İnsan, ruh ve bedenden yaratılmıştır. Ruh, insanın mana, beden ise madde boyutunu teşkil eder. Kâinat yaratılırken ruhlar da yaratılmıştır. Tabii doğrusunu Allah (cc) bilir. Zira Rabbimiz, “Sana ruh hakkında soru soruyorlar. De ki: Ruh, Rabbimin bileceği bir şeydir. Size pek az ilim verilmiştir.”(İsra/85) diye Peygamber Efendimiz’e bildirmiştir.
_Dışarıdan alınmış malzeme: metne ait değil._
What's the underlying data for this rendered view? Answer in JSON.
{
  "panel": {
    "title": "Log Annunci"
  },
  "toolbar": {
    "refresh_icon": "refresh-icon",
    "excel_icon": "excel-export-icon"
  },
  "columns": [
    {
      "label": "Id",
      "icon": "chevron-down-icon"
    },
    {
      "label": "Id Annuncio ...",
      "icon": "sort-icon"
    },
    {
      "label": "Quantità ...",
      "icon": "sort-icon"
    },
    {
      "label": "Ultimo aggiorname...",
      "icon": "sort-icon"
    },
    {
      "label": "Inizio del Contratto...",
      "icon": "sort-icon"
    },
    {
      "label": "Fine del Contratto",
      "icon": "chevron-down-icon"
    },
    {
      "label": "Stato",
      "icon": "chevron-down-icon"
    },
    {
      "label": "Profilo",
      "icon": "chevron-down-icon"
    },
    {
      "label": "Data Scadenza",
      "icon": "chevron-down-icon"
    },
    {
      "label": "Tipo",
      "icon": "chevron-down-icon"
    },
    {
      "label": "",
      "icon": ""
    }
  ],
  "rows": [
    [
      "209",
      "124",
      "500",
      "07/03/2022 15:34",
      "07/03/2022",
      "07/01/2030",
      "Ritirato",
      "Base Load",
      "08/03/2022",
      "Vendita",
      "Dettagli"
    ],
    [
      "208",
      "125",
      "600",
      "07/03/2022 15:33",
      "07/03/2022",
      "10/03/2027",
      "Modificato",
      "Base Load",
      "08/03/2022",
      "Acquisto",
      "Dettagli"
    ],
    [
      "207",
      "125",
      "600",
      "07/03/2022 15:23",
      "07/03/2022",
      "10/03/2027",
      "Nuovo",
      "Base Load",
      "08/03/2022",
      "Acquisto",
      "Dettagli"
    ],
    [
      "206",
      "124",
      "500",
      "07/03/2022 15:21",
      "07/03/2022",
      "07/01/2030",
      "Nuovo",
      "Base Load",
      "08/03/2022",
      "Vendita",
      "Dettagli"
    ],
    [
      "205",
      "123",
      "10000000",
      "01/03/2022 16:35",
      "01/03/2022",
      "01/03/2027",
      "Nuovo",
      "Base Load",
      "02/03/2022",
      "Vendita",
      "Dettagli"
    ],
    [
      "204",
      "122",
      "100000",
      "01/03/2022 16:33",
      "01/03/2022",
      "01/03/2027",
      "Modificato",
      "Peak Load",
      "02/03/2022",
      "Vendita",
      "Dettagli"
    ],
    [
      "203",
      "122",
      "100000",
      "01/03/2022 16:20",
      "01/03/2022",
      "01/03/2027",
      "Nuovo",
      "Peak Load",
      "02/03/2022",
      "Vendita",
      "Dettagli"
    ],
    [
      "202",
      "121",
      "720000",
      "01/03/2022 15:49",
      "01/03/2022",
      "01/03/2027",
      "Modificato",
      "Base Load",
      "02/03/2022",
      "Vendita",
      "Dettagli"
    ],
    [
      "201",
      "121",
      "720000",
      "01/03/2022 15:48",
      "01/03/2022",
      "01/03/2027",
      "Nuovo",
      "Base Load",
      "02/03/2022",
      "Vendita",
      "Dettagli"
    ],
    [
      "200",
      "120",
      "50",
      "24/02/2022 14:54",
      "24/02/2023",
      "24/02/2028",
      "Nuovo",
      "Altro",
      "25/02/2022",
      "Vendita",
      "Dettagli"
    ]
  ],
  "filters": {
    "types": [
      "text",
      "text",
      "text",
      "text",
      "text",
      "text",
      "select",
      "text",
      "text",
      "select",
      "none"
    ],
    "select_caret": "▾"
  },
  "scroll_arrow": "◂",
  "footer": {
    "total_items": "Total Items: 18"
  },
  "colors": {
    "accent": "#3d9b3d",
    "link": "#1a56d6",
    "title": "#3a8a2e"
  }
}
Ancak A’raf suresi 172. ayetten Rabbimizin ruhların hepsinden hep birlikte kendisine kulluk edecekleri yönünde söz aldığını biliyoruz. Bir vakit onlara: “Elest-ü bi-Rabbikum/Ben Rabbiniz değil miyim?” diye sormuştu. Onlar da istisnasız: "Gâlu bela şahidna/Evet Rabbimizsin, şahidiz.” diye cevap vermişlerdi. Böylelikle bütün ruhlar, Yüce Allah’ın Rab’liğini kabul ederken, birbirlerinin kabullerine de şahit oluyorlardı. Öyleyse sonradan hiç kimse “Ben kabul etmemiştim.” diyemeyecekti.
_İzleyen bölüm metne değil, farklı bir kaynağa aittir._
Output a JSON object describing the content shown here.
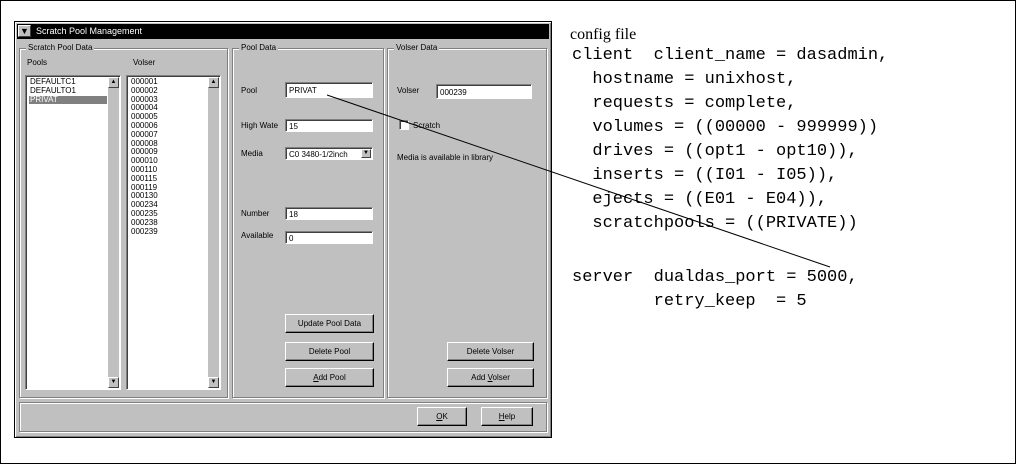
{
  "window": {
    "title": "Scratch Pool Management",
    "system_menu_icon": "chevron-down-icon"
  },
  "scratch_pool_data": {
    "group_label": "Scratch Pool Data",
    "pools_header": "Pools",
    "volser_header": "Volser",
    "pools": [
      {
        "label": "DEFAULTC1",
        "selected": false
      },
      {
        "label": "DEFAULTO1",
        "selected": false
      },
      {
        "label": "PRIVAT",
        "selected": true
      }
    ],
    "volsers": [
      "000001",
      "000002",
      "000003",
      "000004",
      "000005",
      "000006",
      "000007",
      "000008",
      "000009",
      "000010",
      "000110",
      "000115",
      "000119",
      "000130",
      "000234",
      "000235",
      "000238",
      "000239"
    ]
  },
  "pool_data": {
    "group_label": "Pool Data",
    "pool_label": "Pool",
    "pool_value": "PRIVAT",
    "high_water_label": "High Wate",
    "high_water_value": "15",
    "media_label": "Media",
    "media_value": "C0  3480-1/2inch",
    "number_label": "Number",
    "number_value": "18",
    "available_label": "Available",
    "available_value": "0",
    "update_button": "Update Pool Data",
    "delete_button": "Delete Pool",
    "add_button_prefix": "A",
    "add_button_rest": "dd Pool"
  },
  "volser_data": {
    "group_label": "Volser Data",
    "volser_label": "Volser",
    "volser_value": "000239",
    "scratch_label": "Scratch",
    "scratch_checked": false,
    "status_text": "Media is available in library",
    "delete_button": "Delete Volser",
    "add_button_prefix": "Add ",
    "add_button_mnemonic": "V",
    "add_button_rest": "olser"
  },
  "footer": {
    "ok_mnemonic": "O",
    "ok_rest": "K",
    "help_mnemonic": "H",
    "help_rest": "elp"
  },
  "config": {
    "title": "config file",
    "lines": [
      "client  client_name = dasadmin,",
      "  hostname = unixhost,",
      "  requests = complete,",
      "  volumes = ((00000 - 999999))",
      "  drives = ((opt1 - opt10)),",
      "  inserts = ((I01 - I05)),",
      "  ejects = ((E01 - E04)),",
      "  scratchpools = ((PRIVATE))",
      "",
      "server  dualdas_port = 5000,",
      "        retry_keep  = 5"
    ]
  }
}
O halde şöyle düşünelim! Dünyaya gelmiş ve gelecek bütün insanların ruhları, Kâinat’la birlikte yaratıldı. Demek ki bütün ruhlar yaşıt. Bu durumda kulluk yürüyüşümüzün birinci etabına hep birlikte ve aynı noktadan başladık. Amacımız, kulluğumuzu layıkıyla eda edip kurtuluş noktasına ulaşmak. Başlama işaretimiz “Elest-ü bi-Rabbikum”. Sırat-i müstakim kulvarından ayrılmadan “Gâlu bela” çizgisinden sapmadan, yorulmadan engelsiz bir yürüyüş…
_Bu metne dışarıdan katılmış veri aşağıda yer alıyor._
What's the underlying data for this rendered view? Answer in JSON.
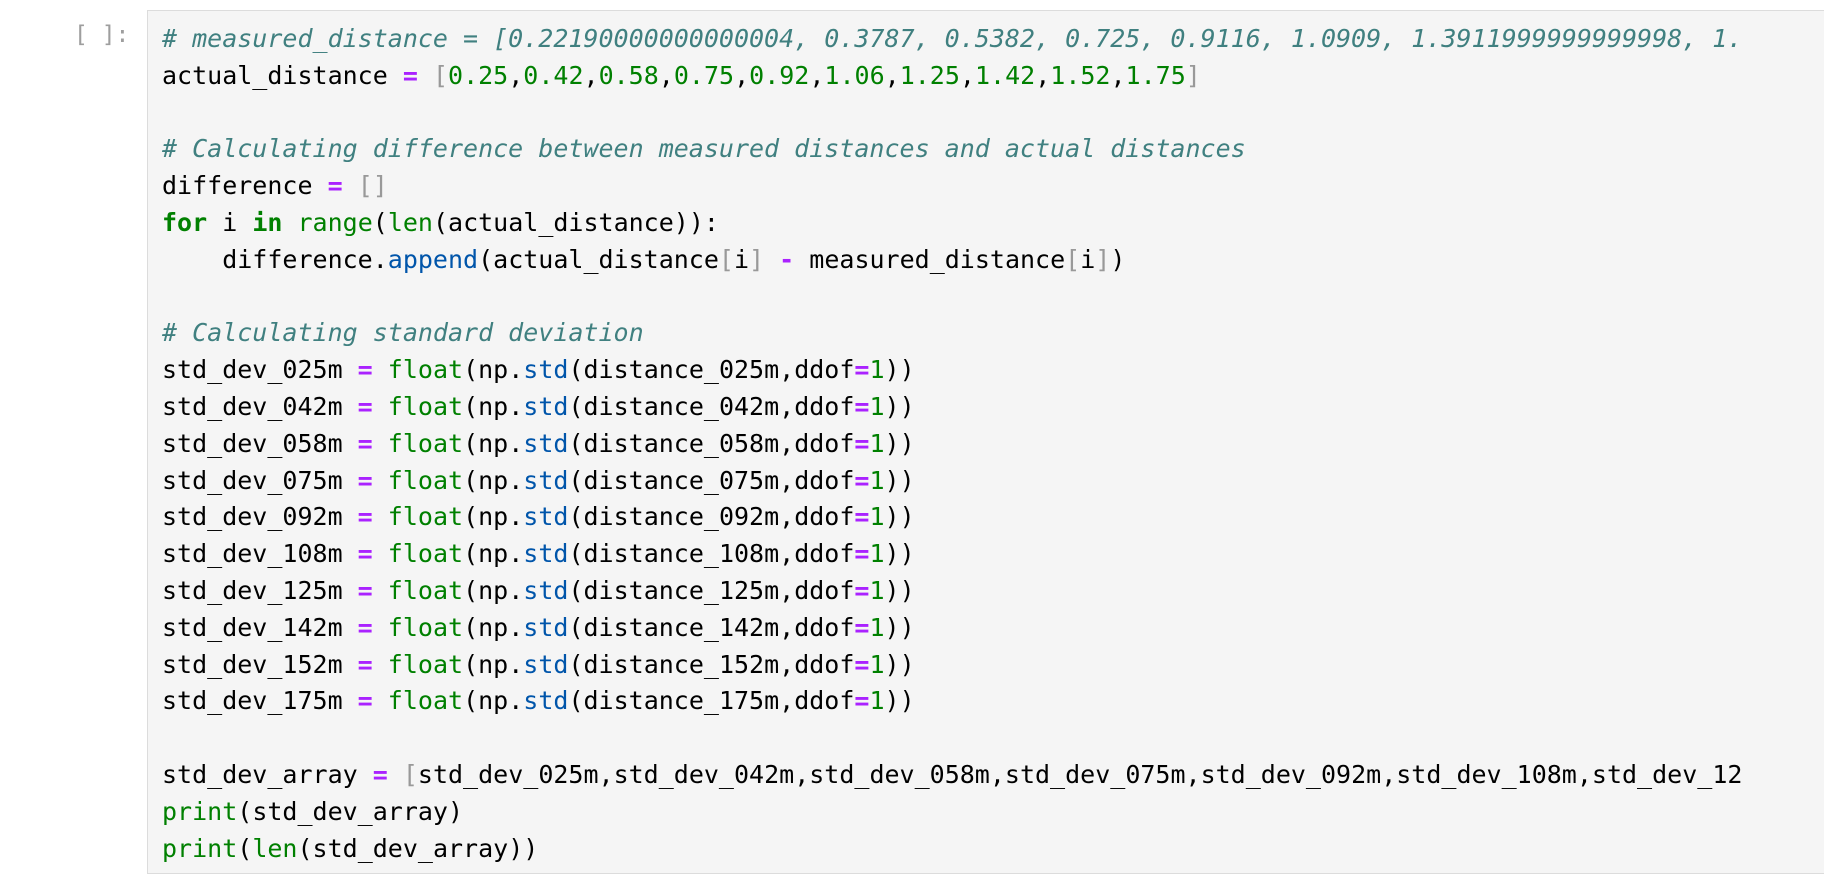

Nereye Kadar? Yaratıcımızın dilediği bir zamanda ruhla bedenimizin buluşma noktasına kadar. Böylelikle ikinci etap yürüyüş, ruhun anne karnında ve yüz yirminci günde bedenle buluşmasıyla başlamış olacaktır. Bu andan itibaren anne karnında geçecek olan yaklaşık yüz altmış günlük süre kulluğa hazırlık süresidir.
Nihayet dünya hayatının getireceği meşakkatli yürüyüşün farkındaymış gibi hüzünlü bir doğuş. Bekli de Rabbine en mükemmel kulluk yapıyorken bir anda şeytan ve nefsin vesvese vereceği bir âleme gelmenin sendelemesidir, doğarken insanın ağlaması. Buna rağmen buluğ döneminde Rabbimizin şefkat ve merhamet nimetleriyle beslenerek yeni bir yürüyüşe hazırlanış… Ergenlik çağı derken, yeni yürüyüş yolunun hemen başlangıcı… Ama o da nesi? Birbirine paralel iki ayrı yol. Her ikisinin de bitiş noktası aynı. Ölüm!...
Bu yollardan biri ebedi saadete diğeri ebedi hüsrana götürüyor yolcusunu. Rabbimiz, saadet yolunu emrediyor kullarına. Ama ayrımın hemen başlangıcında şeytan oturuyor. Kandırabildiklerini hüsran yoluna sevk ederek, “Bu yol saadet yoludur.” diyor. Kandıramadıklarına ileride yeni tuzaklar hazırlamış, işlerini yardımcılarıyla yürütüyor. Yolun sonuna kadar da mücadelesine devam ediyor. En büyük tuzakları ise servet, şehvet ve şöhret. Yürüyüşün her noktasında âdemoğlunun buna kapılma riski var. Onun sürüklediği yol kaygan, her adımda haram, fuhuş ve hırs… Ancak Rabbimizin salih dediği kulları vakarından hiç taviz vermeden, şeytana aldanmadan nur aydınlığıyla yoluna devam ediyor. Ayakları yere sağlam basıyor. Onun her adımında ise iman, salih amel ve cihad… var.
…
Bu noktada şeytan hakkında biraz bilgi vermemiz gerekiyor. Dini terimler sözlüğünde Şeytan ve İblis kelimeleri şu şekilde karşılık buluyor.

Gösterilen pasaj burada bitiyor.